Due studiosi del Politecnico di Milano – Anna Florio e Giangiacomo Nardozzi – hanno analizzato il com­portamento e le scelte fatte dalle banche europee tra il 2007 e il 2009 per arrivare a un paio di conclusioni inte­ressanti. La prima, non sor­prendente, è che c’è una spiegazione di analisi eco­nomica alla stretta dei rubi­netti adottata dalle banche i­taliane ed europee in questi anni: la loro posizione fi­nanziaria è molto peggiora­ta, non sono più riuscite a ottenere fondi sul mercato tradizionale e quindi hanno usato le risorse messe a di­sposizione dalla Bce per compensare un’assenza di fondi sul mercato interban­cario piuttosto che avventu­rarsi in rischiosi prestiti alle imprese. Ma è la seconda conclusione quella più inte­ressante: la recessione ha re­so evidente quanto alle ban­che italiane, soprattutto quelle grandi, manchi la ca­pacità di capire davvero se una piccola o media impre­sa sarà in grado di rimbor­sare il denaro che chiede in prestito. Questo perché al di là delle informazioni ufficiali l’istituto di credito avrebbe bisogno di una serie di dati 'informali' sullo stato di sa­lute di un’azienda, elemen­ti che si possono ottenere soltanto grazie a una solida relazione con il cliente. «La flessibilità nell’utilizzo di ra­ting di credito che derivano da modelli standardizzati è limitata» ricordano i due studiosi. Banche che non ca­piscono le imprese faticano a concedere loro prestiti.

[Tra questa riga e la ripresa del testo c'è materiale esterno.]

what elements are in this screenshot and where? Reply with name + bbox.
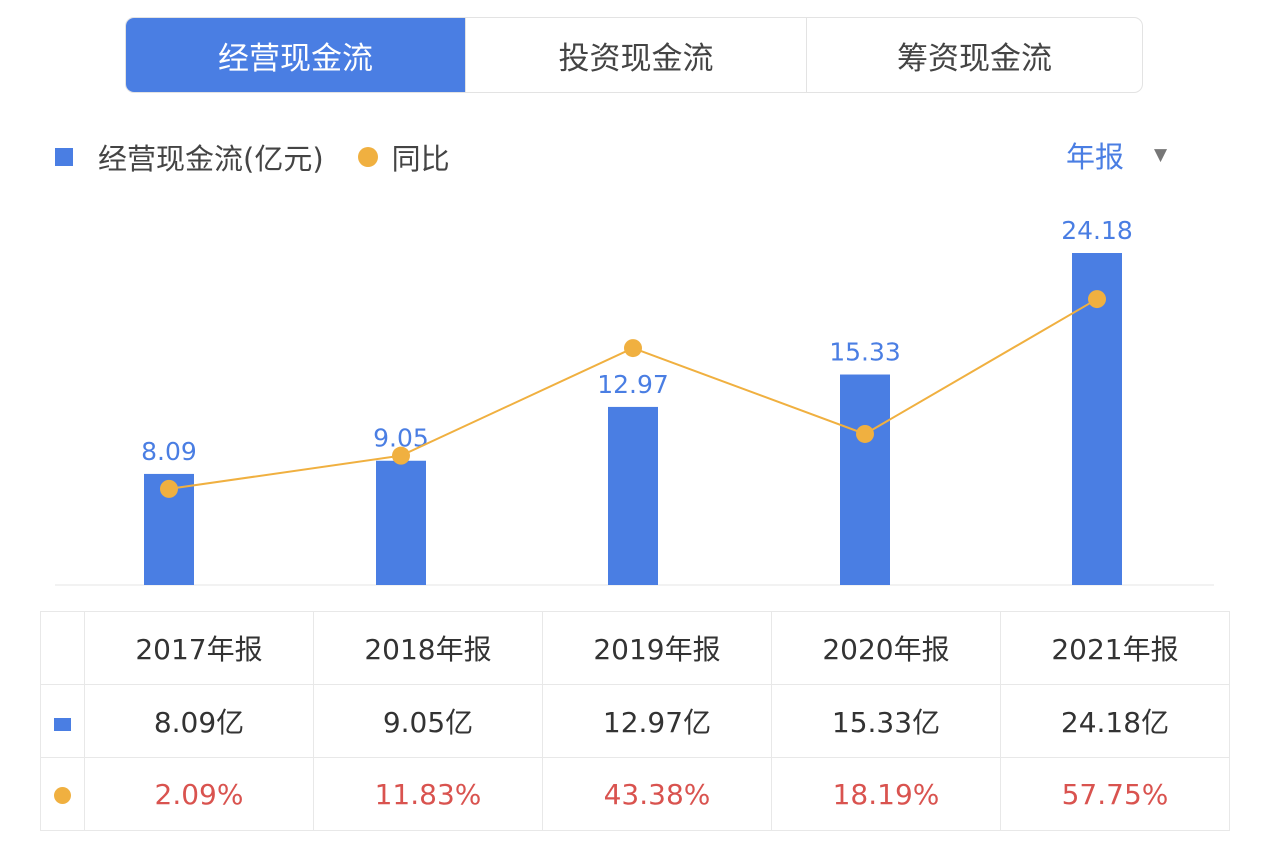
- yoy-point: [392, 446, 410, 465]
- yoy-point: [856, 424, 874, 443]
- period-selector[interactable]: 年报 ▼: [1066, 134, 1167, 176]
- bar-marker-icon: [54, 717, 71, 731]
- bar: [608, 406, 658, 585]
- legend-bar-label: 经营现金流(亿元): [98, 142, 324, 176]
- line-marker-icon: [54, 786, 71, 804]
- yoy-point: [624, 339, 642, 358]
- tab-operating-cashflow[interactable]: 经营现金流: [126, 18, 465, 92]
- table-cell: 2.09%: [84, 757, 314, 831]
- table-header: 2017年报: [84, 611, 314, 685]
- bar: [840, 374, 890, 585]
- table-row-value: 8.09亿 9.05亿 12.97亿 15.33亿 24.18亿: [40, 684, 1230, 758]
- table-header: 2020年报: [771, 611, 1001, 685]
- table-header: 2019年报: [542, 611, 772, 685]
- period-label: 年报: [1066, 140, 1125, 174]
- table-cell: 43.38%: [542, 757, 772, 831]
- table-cell: 18.19%: [771, 757, 1001, 831]
- table-cell: 9.05亿: [313, 684, 543, 758]
- table-cell: 15.33亿: [771, 684, 1001, 758]
- table-cell: 11.83%: [313, 757, 543, 831]
- table-cell: 24.18亿: [1000, 684, 1230, 758]
- bar-value-label: 15.33: [829, 338, 901, 367]
- bar-value-label: 8.09: [141, 437, 197, 466]
- bar-value-label: 12.97: [597, 370, 669, 399]
- chart-legend: 经营现金流(亿元) 同比: [55, 136, 450, 178]
- table-cell: 12.97亿: [542, 684, 772, 758]
- table-header-row: 2017年报 2018年报 2019年报 2020年报 2021年报: [40, 611, 1230, 685]
- table-cell: 8.09亿: [84, 684, 314, 758]
- table-header: 2021年报: [1000, 611, 1230, 685]
- bar-marker: [40, 684, 85, 758]
- table-cell: 57.75%: [1000, 757, 1230, 831]
- bar-legend-icon: [55, 148, 73, 166]
- caret-down-icon: ▼: [1154, 145, 1168, 165]
- table-corner: [40, 611, 85, 685]
- bar-value-label: 24.18: [1061, 216, 1133, 245]
- line-marker: [40, 757, 85, 831]
- tab-financing-cashflow[interactable]: 筹资现金流: [806, 18, 1142, 92]
- yoy-point: [1088, 290, 1106, 309]
- tab-investing-cashflow[interactable]: 投资现金流: [465, 18, 806, 92]
- table-header: 2018年报: [313, 611, 543, 685]
- bar: [376, 460, 426, 585]
- line-legend-icon: [357, 147, 378, 167]
- legend-line-label: 同比: [391, 142, 450, 176]
- cashflow-tabs: 经营现金流 投资现金流 筹资现金流: [125, 17, 1143, 93]
- yoy-point: [160, 479, 178, 498]
- data-table: 2017年报 2018年报 2019年报 2020年报 2021年报 8.09亿…: [40, 611, 1230, 831]
- table-row-yoy: 2.09% 11.83% 43.38% 18.19% 57.75%: [40, 757, 1230, 831]
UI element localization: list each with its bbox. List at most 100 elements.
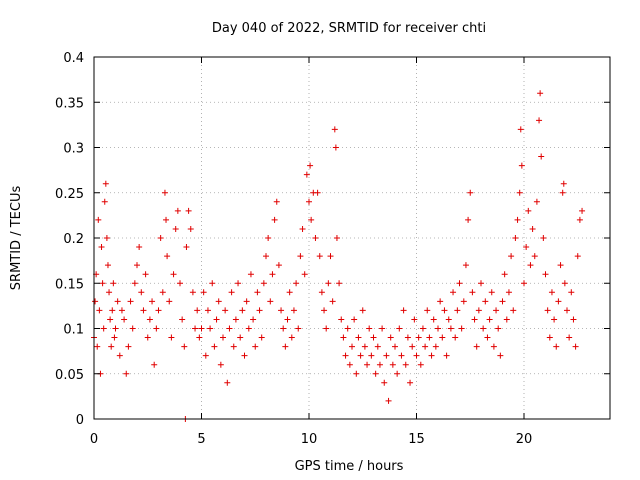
data-point (263, 253, 269, 260)
data-point (389, 361, 396, 368)
data-point (142, 271, 149, 278)
data-point (109, 307, 116, 314)
data-point (516, 189, 523, 196)
data-point (157, 235, 164, 241)
data-point (123, 370, 130, 377)
x-tick-label: 0 (90, 432, 98, 447)
data-point (540, 235, 547, 241)
data-point (271, 216, 278, 223)
data-point (278, 307, 285, 314)
data-point (245, 325, 252, 332)
data-point (355, 334, 362, 341)
data-point (497, 352, 504, 359)
data-point (280, 325, 287, 332)
data-point (170, 271, 177, 278)
data-point (95, 216, 102, 223)
grid-lines (94, 57, 610, 419)
data-point (426, 334, 433, 341)
data-point (96, 307, 103, 314)
data-point (387, 334, 394, 341)
data-point (136, 244, 143, 251)
data-point (376, 361, 383, 368)
data-point (533, 198, 540, 205)
data-point (323, 325, 330, 332)
data-point (557, 262, 564, 269)
data-point (101, 198, 108, 205)
data-point (359, 307, 366, 314)
data-point (501, 271, 508, 278)
data-point (542, 271, 549, 278)
y-tick-label: 0.35 (55, 96, 84, 111)
data-point (140, 307, 147, 314)
data-point (336, 280, 343, 287)
data-point (146, 316, 153, 323)
data-point (187, 225, 194, 232)
data-point (409, 343, 416, 350)
data-point (392, 343, 398, 350)
data-point (364, 361, 371, 368)
data-point (475, 307, 482, 314)
data-point (172, 225, 179, 232)
data-point (503, 316, 510, 323)
y-tick-labels: 0 0.05 0.1 0.15 0.2 0.25 0.3 0.35 0.4 (55, 51, 84, 428)
data-point (183, 244, 190, 251)
data-point (290, 307, 297, 314)
data-point (250, 316, 257, 323)
data-point (185, 207, 192, 214)
data-point (295, 325, 302, 332)
data-point (518, 162, 525, 169)
data-point (215, 298, 222, 305)
data-point (134, 262, 140, 269)
data-point (301, 271, 308, 278)
data-point (510, 307, 517, 314)
data-point (252, 343, 259, 350)
data-point (548, 289, 555, 296)
data-point (537, 90, 544, 97)
data-point (224, 379, 231, 386)
data-point (546, 334, 553, 341)
data-point (551, 316, 558, 323)
data-point (505, 289, 512, 296)
data-point (523, 244, 530, 251)
data-point (177, 280, 183, 287)
data-point (226, 325, 233, 332)
data-point (454, 307, 461, 314)
data-point (402, 361, 409, 368)
data-point (112, 325, 119, 332)
data-point (394, 370, 401, 377)
data-point (321, 307, 328, 314)
data-point (555, 298, 562, 305)
data-point (437, 298, 444, 305)
data-point (456, 280, 463, 287)
data-point (560, 180, 567, 187)
data-point (349, 343, 355, 350)
data-point (514, 216, 521, 223)
data-point (200, 289, 207, 296)
data-point (254, 289, 261, 296)
data-point (121, 316, 128, 323)
data-point (527, 262, 534, 269)
data-point (340, 334, 347, 341)
data-point (220, 334, 226, 341)
chart-title: Day 040 of 2022, SRMTID for receiver cht… (212, 21, 486, 36)
data-point (396, 325, 403, 332)
data-point (424, 307, 431, 314)
data-point (471, 316, 478, 323)
data-point (490, 343, 497, 350)
data-point (435, 325, 441, 332)
data-point (488, 289, 495, 296)
data-point (480, 325, 487, 332)
data-point (572, 343, 579, 350)
data-point (333, 235, 340, 241)
data-point (467, 189, 474, 196)
data-point (576, 216, 583, 223)
x-tick-label: 5 (197, 432, 205, 447)
data-point (144, 334, 151, 341)
data-point (525, 207, 532, 214)
data-point (318, 289, 325, 296)
data-point (129, 325, 136, 332)
data-point (432, 343, 439, 350)
data-point (521, 280, 527, 287)
axes (93, 56, 611, 420)
data-point (570, 316, 577, 323)
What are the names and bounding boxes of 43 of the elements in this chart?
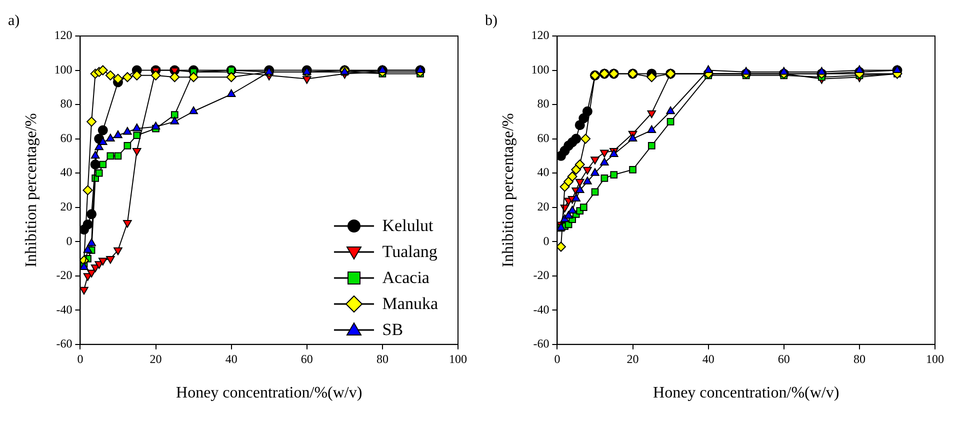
y-tick-label: 80 bbox=[60, 96, 72, 111]
y-tick-label: 40 bbox=[537, 165, 550, 180]
y-tick-label: 120 bbox=[54, 28, 72, 42]
y-tick-label: 0 bbox=[543, 234, 550, 248]
y-tick-label: 20 bbox=[60, 199, 72, 214]
legend-label: Tualang bbox=[382, 241, 438, 263]
y-tick-label: -40 bbox=[56, 302, 72, 316]
x-tick-label: 100 bbox=[449, 352, 467, 366]
chart-title: b) bbox=[485, 12, 498, 29]
y-tick-label: 40 bbox=[60, 165, 72, 180]
y-tick-label: -20 bbox=[56, 268, 72, 282]
legend-label: SB bbox=[382, 319, 404, 341]
x-tick-label: 40 bbox=[702, 352, 714, 366]
x-tick-label: 80 bbox=[853, 352, 866, 366]
y-tick-label: 60 bbox=[60, 130, 72, 145]
y-tick-label: 100 bbox=[531, 62, 550, 76]
y-tick-label: -60 bbox=[56, 336, 72, 351]
y-tick-label: 100 bbox=[54, 62, 72, 76]
legend-label: Kelulut bbox=[382, 215, 434, 237]
y-tick-label: 120 bbox=[531, 28, 550, 42]
x-tick-label: 60 bbox=[300, 352, 313, 366]
x-tick-label: 80 bbox=[376, 352, 388, 366]
x-axis-title: Honey concentration/%(w/v) bbox=[176, 384, 362, 402]
x-tick-label: 60 bbox=[778, 352, 790, 366]
x-tick-label: 0 bbox=[554, 352, 560, 366]
y-axis-title: Inhibition percentage/% bbox=[500, 113, 517, 268]
x-tick-label: 0 bbox=[77, 352, 84, 366]
y-tick-label: -20 bbox=[533, 268, 550, 282]
x-tick-label: 20 bbox=[150, 352, 162, 366]
legend-label: Acacia bbox=[382, 267, 430, 289]
y-tick-label: 0 bbox=[66, 234, 72, 248]
x-tick-label: 40 bbox=[225, 352, 238, 366]
legend-label: Manuka bbox=[382, 293, 438, 315]
x-axis-title: Honey concentration/%(w/v) bbox=[653, 384, 840, 402]
y-tick-label: -60 bbox=[533, 336, 550, 351]
chart-title: a) bbox=[8, 12, 20, 29]
y-axis-title: Inhibition percentage/% bbox=[22, 113, 40, 268]
x-tick-label: 100 bbox=[926, 352, 944, 366]
y-tick-label: 20 bbox=[537, 199, 550, 214]
y-tick-label: 80 bbox=[537, 96, 550, 111]
x-tick-label: 20 bbox=[626, 352, 639, 366]
y-tick-label: 60 bbox=[537, 130, 550, 145]
y-tick-label: -40 bbox=[533, 302, 550, 316]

Lo studio di Florio e Nar­dozzi apre il 17esimo rap­porto della Fondazione Ros­selli, incentrato sulla crisi del modello della banca com­merciale territoriale italiana. Il rapporto, a cura degli eco­nomisti Giampio Bracchi e Donato Masciandaro, mo­stra come il modello della banca italiana – che racco­glie depositi per fare credito alle imprese mantenendo un rapporto abbastanza sta­bile tra i due elementi – ab­bia resistito bene alla crisi e­conomica internazionale, ma adesso si debba con­frontare con il problema del­la redditività. «Per due de­cenni questo modello è sta­to dopato – spiega Mascian­daro – se volete stabilità non potete volere anche rendi­menti a due cifre. Se si ac­cettano rendimenti a due ci­fre allora bisogna accettare che le banche possano falli­re ». Gli utili delle banche i­taliane si stanno assotti­gliando e questo le costrin­ge a studiare soluzioni per ridurre i costi – a partire da un taglio al numero delle fi­liali – senza rinunciare alla vocazione originaria di ban­che commerciali territoria­li. Sarà uno «sforzo enorme» ricordano gli esperti della Fondazione Rosselli. Per chi volesse vederne una confer­ma concreta basta dare un’occhiata agli ostacoli che sta incontrando il piano in­dustriale elaborato da Ales­sandro Profumo e Giuseppe Viola per il Monte dei Paschi. Un piano a base di tagli per ritrovare l’utile.